As you might recall Brentford lost to Arsenal at Griffin Park on New Year’s Day 1-3. Then in their next home game, they lost to Plymouth Argyle of the Championship at home 0-1 in the FA Cup. At that moment Plymouth were 24th, or to put it another way, bottom, of Championship, five points from safety. Today after 41 games they are still bottom.
In this calendar year in the League, Brentford have however played six games of which they won the first five scoring 14 goals and conceding two. Only in the most recent game on 2 April did they come unstuck with a 2-1 away defeat to Newcastle.
But the curious thing is those five away wins in succession (against Southampton, Palace, West Ham, Leicester and Bournemouth) were their only five away wins of the season; and all were against what we might call clubs of a lesser fortune. In the most recent away game (against Newcastle on 2 April) the run came to an end 2-1.
So how do we explain a team that had won no away games in the first half of the season suddenly going on a run and winning five in a row, conceding only two goals while knocking in 14?
Certainly, the answer primarily is revealed in terms of who those games were against. Southampton have won one home game this season, Leicester have won two, Palace and West Ham have won five each and Bournemouth six. And that is in each case out of 15 or 16 games.
In short, in a season which we have so often noted has been a campaign in which clubs have had curiously odd fixture lists, Brentford had a fixture list in which for a time, when they played away from home they found themselves playing teams for whom scoring a goal was a superhuman achievement. But then when finally after all the soft touches were over they came up against Newcastle away, Brentford dutifully lost. In their last five games, home and away, they have won one game, lost two and drawn two. The victory came against a rapidly declining Bournemouth side.

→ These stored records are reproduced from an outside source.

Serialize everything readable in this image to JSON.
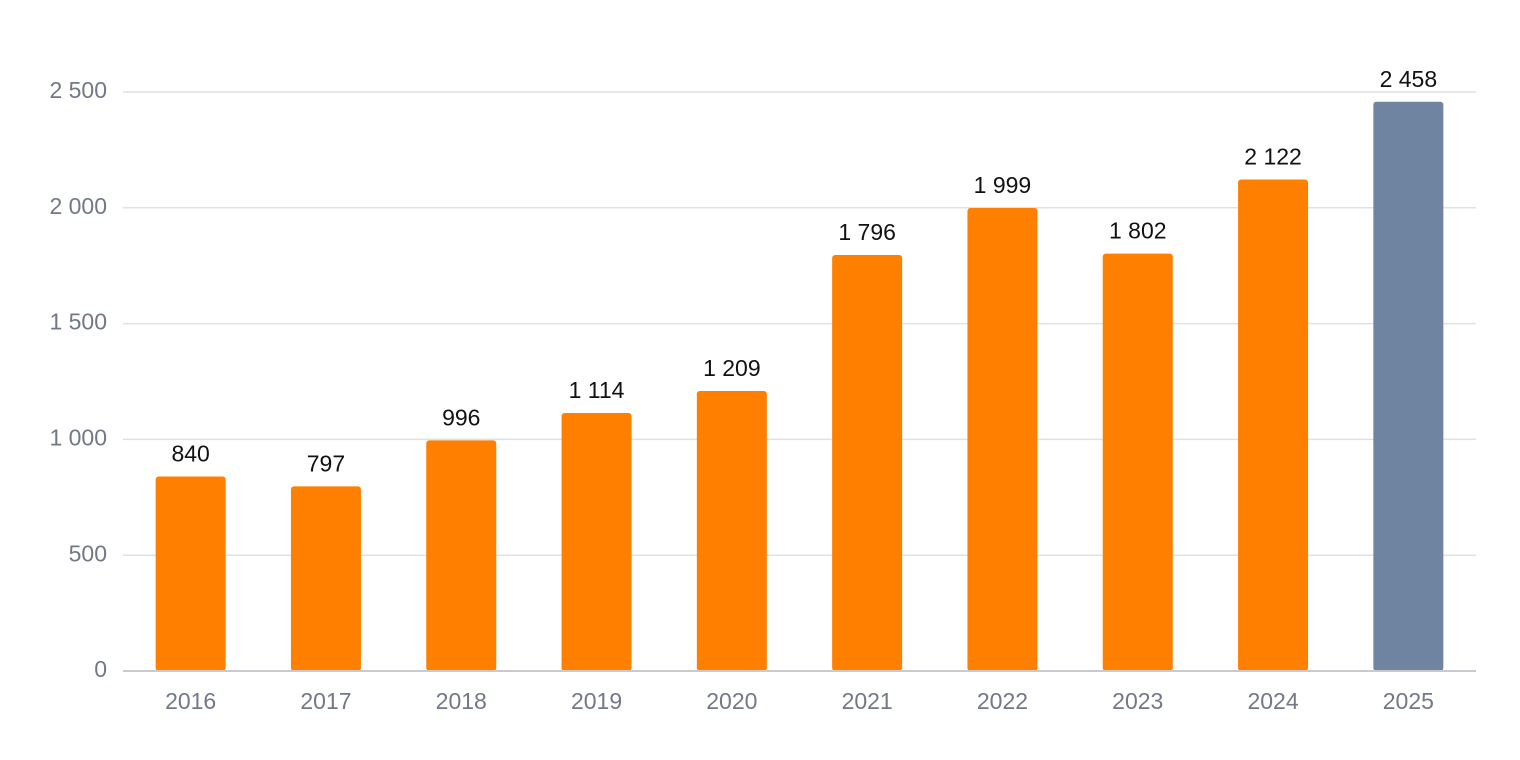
{
  "chart_data": {
    "type": "bar",
    "categories": [
      "2016",
      "2017",
      "2018",
      "2019",
      "2020",
      "2021",
      "2022",
      "2023",
      "2024",
      "2025"
    ],
    "values": [
      840,
      797,
      996,
      1114,
      1209,
      1796,
      1999,
      1802,
      2122,
      2458
    ],
    "value_labels": [
      "840",
      "797",
      "996",
      "1 114",
      "1 209",
      "1 796",
      "1 999",
      "1 802",
      "2 122",
      "2 458"
    ],
    "colors": [
      "#ff7f00",
      "#ff7f00",
      "#ff7f00",
      "#ff7f00",
      "#ff7f00",
      "#ff7f00",
      "#ff7f00",
      "#ff7f00",
      "#ff7f00",
      "#6e84a0"
    ],
    "ylim": [
      0,
      2500
    ],
    "yticks": [
      0,
      500,
      {
        "value": 1000,
        "label": "1 000"
      },
      {
        "value": 1500,
        "label": "1 500"
      },
      {
        "value": 2000,
        "label": "2 000"
      },
      {
        "value": 2500,
        "label": "2 500"
      }
    ],
    "grid": true
  }
}
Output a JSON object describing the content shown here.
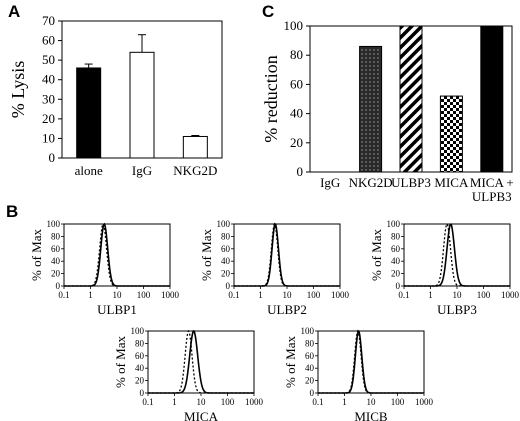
{
  "panels": {
    "A": "A",
    "B": "B",
    "C": "C"
  },
  "chart_data": [
    {
      "id": "A",
      "type": "bar",
      "ylabel": "% Lysis",
      "ylim": [
        0,
        70
      ],
      "yticks": [
        0,
        10,
        20,
        30,
        40,
        50,
        60,
        70
      ],
      "categories": [
        "alone",
        "IgG",
        "NKG2D"
      ],
      "values": [
        46,
        54,
        11
      ],
      "errors": [
        2,
        9,
        0.5
      ],
      "fills": [
        "black",
        "white",
        "white"
      ]
    },
    {
      "id": "C",
      "type": "bar",
      "ylabel": "% reduction",
      "ylim": [
        0,
        100
      ],
      "yticks": [
        0,
        20,
        40,
        60,
        80,
        100
      ],
      "categories": [
        "IgG",
        "NKG2D",
        "ULBP3",
        "MICA",
        "MICA +\nULPB3"
      ],
      "values": [
        0,
        86,
        100,
        52,
        100
      ],
      "patterns": [
        "none",
        "dots-dark",
        "diagonal",
        "checker",
        "solid"
      ]
    },
    {
      "id": "B",
      "type": "line",
      "xscale": "log",
      "xticks": [
        "0.1",
        "1",
        "10",
        "100",
        "1000"
      ],
      "yticks": [
        0,
        20,
        40,
        60,
        80,
        100
      ],
      "ylabel": "% of Max",
      "histograms": [
        {
          "xlabel": "ULBP1",
          "solid_peak": 3.3,
          "dotted_peak": 3.0,
          "solid_width": 0.13,
          "dotted_width": 0.13
        },
        {
          "xlabel": "ULBP2",
          "solid_peak": 3.6,
          "dotted_peak": 3.4,
          "solid_width": 0.12,
          "dotted_width": 0.12
        },
        {
          "xlabel": "ULBP3",
          "solid_peak": 5.8,
          "dotted_peak": 4.2,
          "solid_width": 0.14,
          "dotted_width": 0.13
        },
        {
          "xlabel": "MICA",
          "solid_peak": 5.3,
          "dotted_peak": 3.4,
          "solid_width": 0.15,
          "dotted_width": 0.13
        },
        {
          "xlabel": "MICB",
          "solid_peak": 3.4,
          "dotted_peak": 3.2,
          "solid_width": 0.12,
          "dotted_width": 0.12
        }
      ]
    }
  ]
}
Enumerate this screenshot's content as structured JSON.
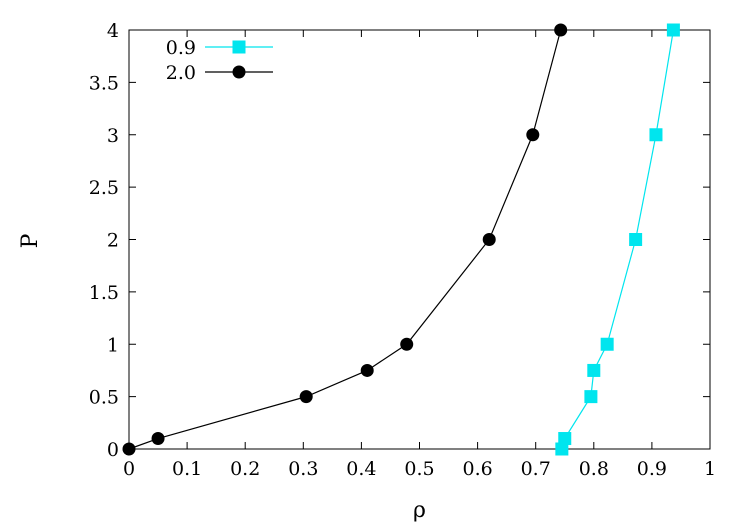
{
  "chart_data": {
    "type": "line",
    "xlabel": "ρ",
    "ylabel": "P",
    "xlim": [
      0,
      1
    ],
    "ylim": [
      0,
      4
    ],
    "x_ticks": [
      "0",
      "0.1",
      "0.2",
      "0.3",
      "0.4",
      "0.5",
      "0.6",
      "0.7",
      "0.8",
      "0.9",
      "1"
    ],
    "y_ticks": [
      "0",
      "0.5",
      "1",
      "1.5",
      "2",
      "2.5",
      "3",
      "3.5",
      "4"
    ],
    "grid": false,
    "legend_position": "top-left",
    "series": [
      {
        "name": "0.9",
        "color": "#00e5ee",
        "marker": "square",
        "x": [
          0.745,
          0.75,
          0.795,
          0.8,
          0.823,
          0.872,
          0.907,
          0.937
        ],
        "y": [
          0.0,
          0.1,
          0.5,
          0.75,
          1.0,
          2.0,
          3.0,
          4.0
        ]
      },
      {
        "name": "2.0",
        "color": "#000000",
        "marker": "circle",
        "x": [
          0.0,
          0.05,
          0.305,
          0.41,
          0.478,
          0.62,
          0.695,
          0.743
        ],
        "y": [
          0.0,
          0.1,
          0.5,
          0.75,
          1.0,
          2.0,
          3.0,
          4.0
        ]
      }
    ]
  }
}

But to be fair this is an improvement on last season, when they finished 16th in the league, although they were never in danger of going down, missing relegation in the final table by 15 points.

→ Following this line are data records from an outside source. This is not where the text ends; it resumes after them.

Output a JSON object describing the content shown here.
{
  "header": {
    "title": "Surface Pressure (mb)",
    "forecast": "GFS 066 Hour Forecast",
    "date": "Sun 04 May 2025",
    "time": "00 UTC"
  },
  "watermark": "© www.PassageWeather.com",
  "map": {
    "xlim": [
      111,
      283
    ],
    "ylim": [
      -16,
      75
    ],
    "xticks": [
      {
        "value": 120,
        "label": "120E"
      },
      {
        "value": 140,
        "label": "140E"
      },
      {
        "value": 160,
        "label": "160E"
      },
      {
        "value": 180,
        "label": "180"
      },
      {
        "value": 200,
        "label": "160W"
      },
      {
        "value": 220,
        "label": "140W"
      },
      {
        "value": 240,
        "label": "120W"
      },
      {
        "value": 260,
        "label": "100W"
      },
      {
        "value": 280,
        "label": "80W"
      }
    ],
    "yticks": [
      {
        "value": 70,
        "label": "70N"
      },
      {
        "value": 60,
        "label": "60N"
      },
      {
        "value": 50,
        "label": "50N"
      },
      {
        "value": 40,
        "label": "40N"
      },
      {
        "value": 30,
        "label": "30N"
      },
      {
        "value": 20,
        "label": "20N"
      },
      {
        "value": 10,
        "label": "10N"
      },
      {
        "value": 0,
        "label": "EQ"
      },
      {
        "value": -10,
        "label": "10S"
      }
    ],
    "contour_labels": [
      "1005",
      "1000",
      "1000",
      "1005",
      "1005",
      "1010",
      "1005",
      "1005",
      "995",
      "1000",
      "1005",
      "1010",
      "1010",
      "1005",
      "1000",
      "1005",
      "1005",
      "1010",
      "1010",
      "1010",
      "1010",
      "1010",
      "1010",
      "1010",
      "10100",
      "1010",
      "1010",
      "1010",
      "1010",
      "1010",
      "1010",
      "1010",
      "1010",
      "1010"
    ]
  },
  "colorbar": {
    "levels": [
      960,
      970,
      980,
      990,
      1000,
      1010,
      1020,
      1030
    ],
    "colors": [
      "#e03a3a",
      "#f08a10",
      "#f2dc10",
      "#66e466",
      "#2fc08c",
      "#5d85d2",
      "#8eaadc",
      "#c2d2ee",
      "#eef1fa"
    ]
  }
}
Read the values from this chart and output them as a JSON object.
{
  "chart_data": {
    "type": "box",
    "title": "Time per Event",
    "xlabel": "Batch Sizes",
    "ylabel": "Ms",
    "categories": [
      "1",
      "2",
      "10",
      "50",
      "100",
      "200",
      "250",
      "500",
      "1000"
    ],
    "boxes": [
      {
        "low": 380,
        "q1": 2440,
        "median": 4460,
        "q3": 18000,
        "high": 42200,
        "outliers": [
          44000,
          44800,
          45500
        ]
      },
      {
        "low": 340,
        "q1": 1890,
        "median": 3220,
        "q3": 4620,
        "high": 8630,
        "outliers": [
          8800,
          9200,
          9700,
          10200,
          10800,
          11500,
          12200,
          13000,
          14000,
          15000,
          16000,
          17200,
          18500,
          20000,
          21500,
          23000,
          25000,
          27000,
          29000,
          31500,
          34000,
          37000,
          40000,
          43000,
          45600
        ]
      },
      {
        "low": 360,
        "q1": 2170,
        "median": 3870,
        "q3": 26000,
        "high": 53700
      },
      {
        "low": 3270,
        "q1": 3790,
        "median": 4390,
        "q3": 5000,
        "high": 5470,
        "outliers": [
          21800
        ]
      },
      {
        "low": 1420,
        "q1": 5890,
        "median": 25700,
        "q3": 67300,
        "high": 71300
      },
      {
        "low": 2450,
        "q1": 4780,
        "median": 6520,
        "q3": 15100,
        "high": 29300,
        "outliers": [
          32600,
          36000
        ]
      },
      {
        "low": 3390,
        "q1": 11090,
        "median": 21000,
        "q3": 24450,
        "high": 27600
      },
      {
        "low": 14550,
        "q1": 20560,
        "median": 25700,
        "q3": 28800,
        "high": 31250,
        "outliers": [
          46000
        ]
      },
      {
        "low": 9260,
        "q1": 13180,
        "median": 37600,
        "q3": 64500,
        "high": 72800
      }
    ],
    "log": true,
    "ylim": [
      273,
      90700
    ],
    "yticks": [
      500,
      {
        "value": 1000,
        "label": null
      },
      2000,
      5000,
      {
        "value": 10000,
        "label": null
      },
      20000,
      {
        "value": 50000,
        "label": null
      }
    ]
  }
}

And this seems to be the new pattern at the foot of the Premier League, with the bottom three clubs being cast seriously adrift. At the moment the gap between Wolverhampton Wanderers, the perennial 17th club and Ipswich Town in 18th is a whacking great 12 points, with Ipswich having a goal difference 18 goals worse than Wolverhampton.
The clubs have played each other 21 times across the centuries and in the 1930s as Arsenal started to fade Brentford did improve and picked up some wins. But as you would expect Arsenal are still out in front with 10 victories to Brentford’s six. Five games have been drawn.
Indeed since May 1939 there have been 12 games between the two clubs and Brentford have won just one of them – a 2-0 victory in the Premier League in 2021 at Griffin Park. They have also secured two draws – one in 1946 and one in 2003. Otherwise, it has been Arsenal all the way, although rarely by many goals.
In fact since 1902 neither club has managed more than three goals between, and only four games have seen a side score three – once by Brentford in 1938 and the rest by Arsenal.
Brentford have however scored five goals twice this season. Once in a 5-3 league win against Wolverhampton and once in a 0-5 away league win against Southampton.
Arsenal have scored five goals in five matches this season – three times in the league, once in the league cup, once in the Champions League.
But then we also scored seven in the Champions League on one occasion as I recall.